Disclosure of Invention

The invention aims to provide an online health condition monitoring method with long endurance, low pressure of transmitted data, high learning speed and low false alarm rate for terminal equipment.

The technical scheme adopted by the invention for realizing the purpose is as follows:

a health condition on-line monitoring method enables wearable terminal equipment to capture physical information of pulse of a monitored object; the terminal equipment converts the physical information into an electric signal, and the electric signal is amplified and/or filtered to form a clear pulse fluctuation signal; the pulse wave signal can be divided into a pulse section (T2) and a slow section (T1); the data of the flat segment and/or the data of the beating segment are transmitted to an external device. Wearable terminal equipment is through catching human pulse piezoelectricity signal to with pulse piezoelectricity signal conversion to the signal of telecommunication that can transmit. After amplification and filtering, the piezoelectric signal is used as a set of the whole period T, and due to the huge monitoring base number, under the condition that the pulsation section and the gentle section are not separated, the data volume is too large, cloud resources are wasted, and meanwhile, the learning of the pulse characteristics by a machine is not facilitated. After segmentation, invalid learning of background noise is reduced in the clustering learning process, and the efficiency of the cloud server can be improved. And the pulse fluctuation signals are divided and distributed in the terminal equipment, so that the load can be further dispersed, the energy consumption of wireless transmission is further reduced, and the battery endurance capacity during terminal monitoring is improved.

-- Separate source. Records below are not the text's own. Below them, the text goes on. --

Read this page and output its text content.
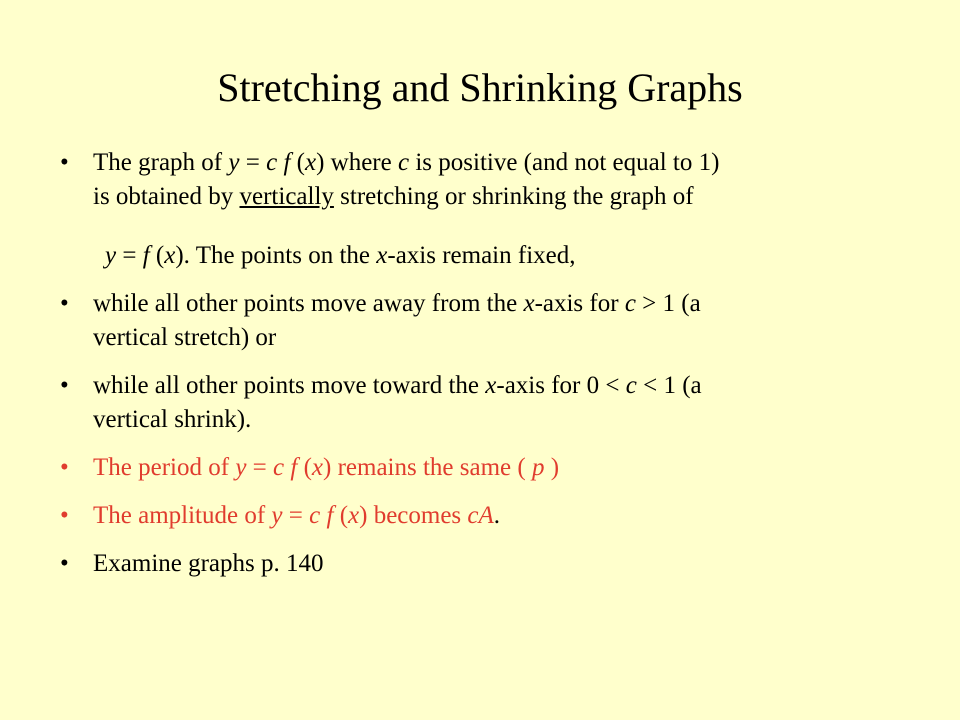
Stretching and Shrinking Graphs

• The graph of y = c f (x) where c is positive (and not equal to 1)
is obtained by vertically stretching or shrinking the graph of

y = f (x). The points on the x-axis remain fixed,

• while all other points move away from the x-axis for c > 1 (a
vertical stretch) or

• while all other points move toward the x-axis for 0 < c < 1 (a
vertical shrink).

• The period of y = c f (x) remains the same ( p )

• The amplitude of y = c f (x) becomes cA.

• Examine graphs p. 140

In order to further optimize the technical scheme, the technical measures adopted further comprise:

taking the highest value A of the pulse wave signal_maxTaking s more than 0.5A_maxObtaining an average value Aa; traverse the pulse fluctuation signal A_nA is_n+1Is greater than a threshold value A_VAs the start of the pulse signal, A_n+1Is less than a threshold value A_VThe start end and the end are made to be a pulse section (T2), and the adjacent pulse periods are made to be a gentle section (T1); a. the_VIs 0.33 | Aa | to 0.26 | Aa | in a single unit. The pulse fluctuation signals are segmented and classified through a simple algorithm, and on the basis, unnecessary T1 segment transmission in the transmission process is reduced, and the power consumption of the terminal is greatly reduced. And after the screened signal pulse section (T2) is acquired by the cloud, the pulse section (T2) of each bound user is repeatedly learned through the cloud, and the newly uploaded pulse section of the user can be identified. A in the above range_VSimple segmentation is carried out, the efficiency is high, and the algorithm is simple. Even if segmentation errors occur, the method has no influence on cloud learning recursion in the later period.

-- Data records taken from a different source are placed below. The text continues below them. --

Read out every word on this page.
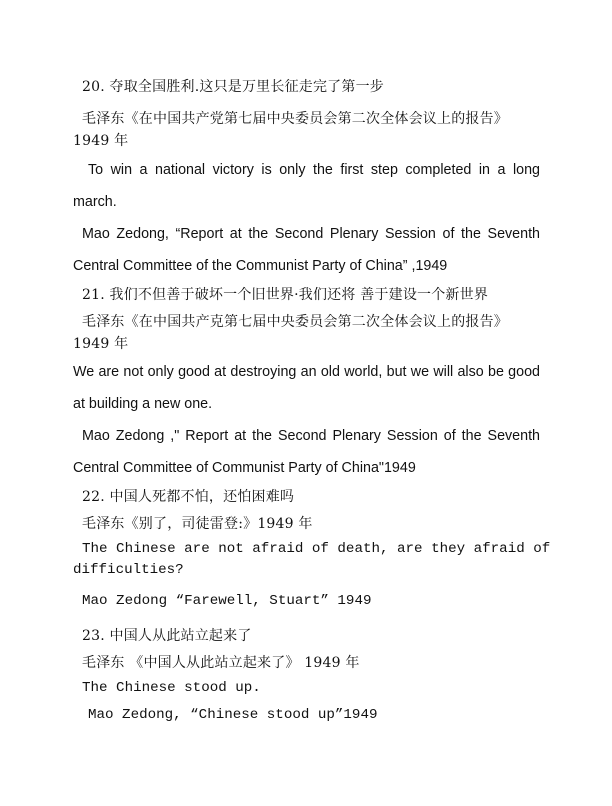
20. 夺取全国胜利.这只是万里长征走完了第一步

毛泽东《在中国共产党第七届中央委员会第二次全体会议上的报告》

1949 年

To win a national victory is only the first step completed in a long

march.

Mao Zedong, “Report at the Second Plenary Session of the Seventh

Central Committee of the Communist Party of China” ,1949

21. 我们不但善于破坏一个旧世界·我们还将 善于建设一个新世界

毛泽东《在中国共产克第七届中央委员会第二次全体会议上的报告》

1949 年

We are not only good at destroying an old world, but we will also be good

at building a new one.

Mao Zedong ," Report at the Second Plenary Session of the Seventh

Central Committee of Communist Party of China"1949

22. 中国人死都不怕，还怕困难吗

毛泽东《别了，司徒雷登:》1949 年

The Chinese are not afraid of death, are they afraid of

difficulties?

Mao Zedong “Farewell, Stuart” 1949

23. 中国人从此站立起来了

毛泽东 《中国人从此站立起来了》 1949 年

The Chinese stood up.

Mao Zedong, “Chinese stood up”1949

The external device binds and/or distinguishes the authorized user of the terminal device by learning and/or recognizing data of the beat segments (T2). When a user wears the terminal equipment newly, the terminal equipment needs to be kept connected with the cloud end, and after the cloud end learning is completed, the only binding relation between the terminal equipment and the user is established. Furthermore, after the new beat segment (T2) data arrives at the cloud, the cloud can identify whether it is the pulse of the bound user.

If the user is bound and the monitoring value (T) of T is abnormal, entering an alarm monitoring process and/or prompting manual intervention; if the user is not bound and the monitored value (T) is not life-threatening, only recording. The problem of cloud online system false alarm caused when the user artificially gives other people to play the terminal of trying is reduced, and monitoring resource consumption is reduced. In safety considerations, if the monitored value (T) reflects a life risk of the wearer, for example the monitored value indicates cardiac arrest; even if the user is not bound, the user still can be monitored normally by the terminal equipment, and the person is informed to cure the user.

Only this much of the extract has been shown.